The LISA map analysis revealed that only the municipalities of Jussara and Cianorte in the Ivaí-Pirapó area maintained a high-high association from 2002 to 2015. These municipalities play a major role in the production of CL in this area [7]. Previous studies have investigated Leishmania infection in dogs and wild animals in these areas [21-25]. The high number of phlebotomine sandflies in areas of altered native forest in the Ivaí-Pirapó area [3,26-28] may partially explain the persistence of the high-high cluster throughout the duration of the study period. Interestingly, the sandfly species Nyssomyia neivai (Pinto), Nyssomyia whitmani (Antunes & Coutinho), and Migonemyia migonei (França) were identified as Leishmania vectors [3,29,30], which are widely distributed in the state of Paraná [31]. In 2003, the high-high association covered all CL production areas in Paraná, with the exception of the Lower Iguaçu area.

The spatial analysis of the SINAN data from 2001 to 2015 allowed visualization of the local and global distribution, cluster formation, and spatial instability and identification of outliers of CL throughout the state of Paraná [32]. Beyond the use of georeferencing instruments, it is important to further investigate the migration of human populations and local conditions that influence the risk for CL in the referenced areas [33].

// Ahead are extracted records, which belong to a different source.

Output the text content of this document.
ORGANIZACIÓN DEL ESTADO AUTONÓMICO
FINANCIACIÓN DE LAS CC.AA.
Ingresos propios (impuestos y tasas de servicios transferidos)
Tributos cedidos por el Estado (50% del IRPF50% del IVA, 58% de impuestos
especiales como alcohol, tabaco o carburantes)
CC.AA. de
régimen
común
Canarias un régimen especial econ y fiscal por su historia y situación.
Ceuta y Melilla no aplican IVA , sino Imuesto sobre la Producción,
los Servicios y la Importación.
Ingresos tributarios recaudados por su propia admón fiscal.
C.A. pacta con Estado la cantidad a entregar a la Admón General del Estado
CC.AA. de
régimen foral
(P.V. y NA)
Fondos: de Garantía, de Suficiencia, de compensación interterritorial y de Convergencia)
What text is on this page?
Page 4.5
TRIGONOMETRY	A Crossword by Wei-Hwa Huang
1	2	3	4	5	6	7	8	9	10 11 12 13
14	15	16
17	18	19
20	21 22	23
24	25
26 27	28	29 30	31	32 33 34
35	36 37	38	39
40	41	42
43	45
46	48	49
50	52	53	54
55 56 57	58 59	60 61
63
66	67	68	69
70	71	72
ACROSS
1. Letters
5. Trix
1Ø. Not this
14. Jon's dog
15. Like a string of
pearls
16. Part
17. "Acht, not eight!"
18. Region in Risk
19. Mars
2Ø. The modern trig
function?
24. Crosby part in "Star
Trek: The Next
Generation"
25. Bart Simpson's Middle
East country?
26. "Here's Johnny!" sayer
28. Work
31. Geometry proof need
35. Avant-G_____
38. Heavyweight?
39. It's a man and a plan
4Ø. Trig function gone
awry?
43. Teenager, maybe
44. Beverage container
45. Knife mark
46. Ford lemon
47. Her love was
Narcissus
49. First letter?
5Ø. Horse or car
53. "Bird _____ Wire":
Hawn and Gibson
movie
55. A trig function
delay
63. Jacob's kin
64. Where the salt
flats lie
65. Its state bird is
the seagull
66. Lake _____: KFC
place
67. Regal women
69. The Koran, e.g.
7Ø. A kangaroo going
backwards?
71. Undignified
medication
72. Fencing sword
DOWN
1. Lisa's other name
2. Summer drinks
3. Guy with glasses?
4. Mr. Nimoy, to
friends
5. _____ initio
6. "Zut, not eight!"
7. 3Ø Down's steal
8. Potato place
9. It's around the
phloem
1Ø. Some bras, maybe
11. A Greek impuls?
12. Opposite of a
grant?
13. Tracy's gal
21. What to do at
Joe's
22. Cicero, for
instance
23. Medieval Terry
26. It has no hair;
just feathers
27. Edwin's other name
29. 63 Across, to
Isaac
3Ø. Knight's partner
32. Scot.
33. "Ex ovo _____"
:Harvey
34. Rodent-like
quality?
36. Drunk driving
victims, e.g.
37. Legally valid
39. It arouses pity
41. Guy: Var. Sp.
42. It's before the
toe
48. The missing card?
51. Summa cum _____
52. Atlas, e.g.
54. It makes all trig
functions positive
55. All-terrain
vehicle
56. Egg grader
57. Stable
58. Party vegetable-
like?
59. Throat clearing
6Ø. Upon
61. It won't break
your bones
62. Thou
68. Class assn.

The public health surveillance should take into account the differences between the transmission patterns of each locality and the identified high-risk cluster in developing actions to mitigate the properties of the zoonosis in the state of Paraná. Moreover, the disease affects specific areas, such as Alto Ribeira, Ivaí-Pirapó, Tibagi, and Cinzas-Laranjinha. This suggests that health authorities need to provide information and develop campaigns regarding the importance of early diagnosis and treatment of CL, with the goal of reducing the emergence of new cases and preventing mucocutaneous cases of the disease. Moreover, the control of sandflies is essential to block the spread of the disease.

Conclusion

The state of Paraná should keep a constant surveillance over cutaneous leishmaniasis due to the prominent presence of socioeconomic and environmental factors such as the favorable circumstances for the vectors present in peri-urban and agriculture areas.

Ivaí-Pirapó, Tibagi, Cinzas-Laranjinha, and Ribeira areas form the four-major hot spot CL areas in the state of Paraná.